Python’s functools library has some really useful methods in it. The one I use the most is certainly functools.partial, but one I probably don’t use often enough is functools.cache.

The main idea of cache is that, if you use it as a decorator for a method, it will store the arguments/return pair in a dictionary, so that if you call the same method with the same arguments, it just directly looks up what to return and doesn’t re-execute the code in the method. As I saw during the Advent of Code 2024 Day 21 puzzle, this can really speed up a program.

But here’s something that wasn’t clear to me before, and that I had to test because the documentation didn’t really help me: what happens when the cached method returns a mutable object? If we modify the object in some way after the first call to the method, and then call the method again, will the method return a new instance with the same value as the first time, or will it return the same, now modified, instance?

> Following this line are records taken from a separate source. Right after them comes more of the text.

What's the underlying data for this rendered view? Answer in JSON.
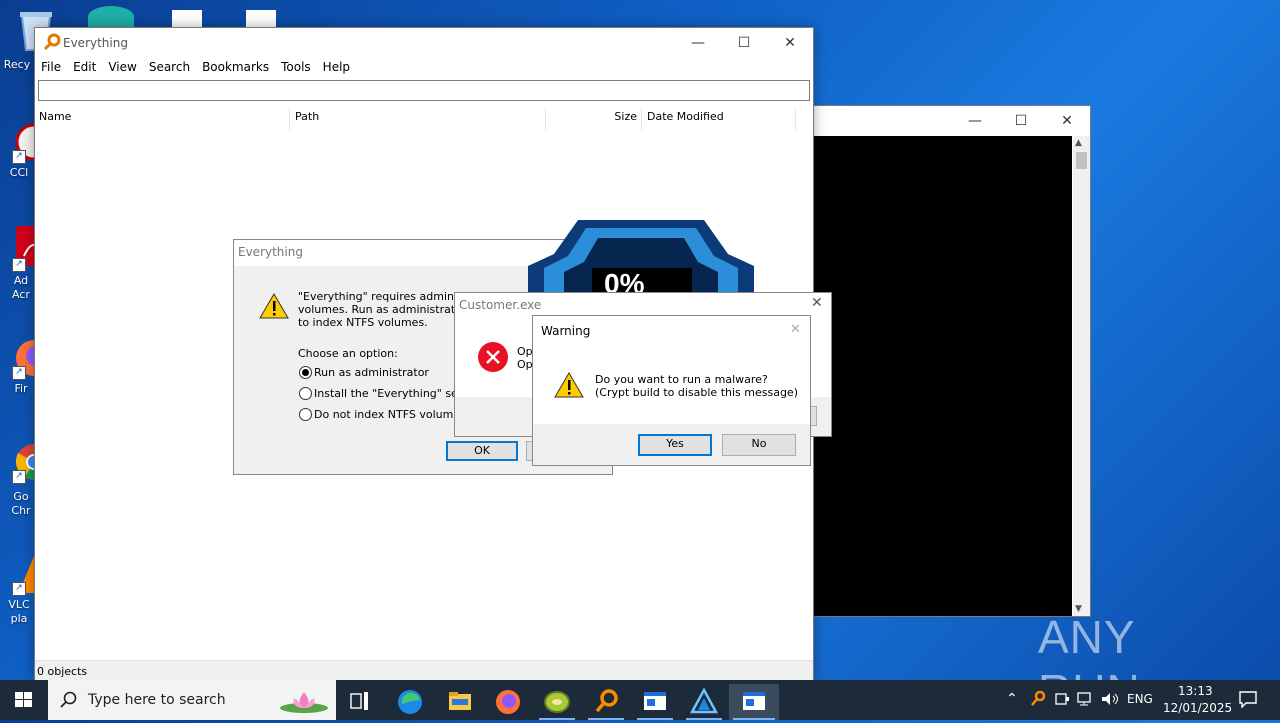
{
  "desktop": {
    "icons": [
      {
        "label": "Recy",
        "icon": "recycle-bin-icon"
      },
      {
        "label": "CCl",
        "icon": "ccleaner-icon"
      },
      {
        "label": "Ad Acr",
        "icon": "acrobat-icon"
      },
      {
        "label": "Fir",
        "icon": "firefox-icon"
      },
      {
        "label": "Go Chr",
        "icon": "chrome-icon"
      },
      {
        "label": "VLC pla",
        "icon": "vlc-icon"
      }
    ],
    "watermark": "ANY RUN"
  },
  "everything_window": {
    "title": "Everything",
    "menu": [
      "File",
      "Edit",
      "View",
      "Search",
      "Bookmarks",
      "Tools",
      "Help"
    ],
    "search_value": "",
    "columns": [
      "Name",
      "Path",
      "Size",
      "Date Modified"
    ],
    "status": "0 objects"
  },
  "everything_dialog": {
    "title": "Everything",
    "message_lines": [
      "\"Everything\" requires administrat",
      "volumes. Run as administrator or",
      "to index NTFS volumes."
    ],
    "choose_label": "Choose an option:",
    "options": [
      {
        "label": "Run as administrator",
        "selected": true
      },
      {
        "label": "Install the \"Everything\" servic",
        "selected": false
      },
      {
        "label": "Do not index NTFS volumes",
        "selected": false
      }
    ],
    "ok_label": "OK"
  },
  "ransom_badge": {
    "text": "0%"
  },
  "customer_dialog": {
    "title": "Customer.exe",
    "lines": [
      "Op",
      "Op"
    ]
  },
  "warning_dialog": {
    "title": "Warning",
    "line1": "Do you want to run a malware?",
    "line2": "(Crypt build to disable this message)",
    "yes_label": "Yes",
    "no_label": "No"
  },
  "taskbar": {
    "search_placeholder": "Type here to search",
    "language": "ENG",
    "time": "13:13",
    "date": "12/01/2025"
  }
}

My instinct was that it would be the latter, as Python passes references rather than values, but I wasn’t sure, so I tested it. Let’s imagine that we have some method load_array that loads a numpy.ndarray from a file. We get the array, apply some modification to it, then later in the program we want to load the same file again:

from functools import cache
import numpy as np

@cache
def load_array(path: str) -> np.ndarray:
    print(f"loading {path}")
    return np.zeros((2, 2))

def first_method() -> None:
    a = load_array("/path/to/file.npy")
    print(a)
    a[0, 0] = 5
    return

def second_method() -> None:
    b = load_array("/path/to/file.npy")
    print(b)
    return

first_method()
second_method()

When we call first_method, we will “load” the array and get a two-by-two array filled with zeros. loading /path/to/file.npy should be written in the terminal. Then, we modify the array and set the value at position (0, 0) to 5, before returning from the method. We are not returning the array, so we no longer have access to it once we get out of the method.

When we call second_method, we reload the file from load_array. If we don’t have the @cache decorator, then we will see:

loading /path/to/file.npy
[[0. 0.]
 [0. 0.]]
loading /path/to/file.npy
[[0. 0.]
 [0. 0.]]

But when we run it with @cache, then we get:

loading /path/to/file.npy
[[0. 0.]
 [0. 0.]]
[[5. 0.]
 [0. 0.]]

So that first_method loads and modify the array, then when second_method calls load_array, it receives a reference to the array which has since then been modified, so we see no loading /path/to/file.npy and a 5 at position (0, 0).

I feel like this can be very useful, and also a source of incredibly frustrating bugs.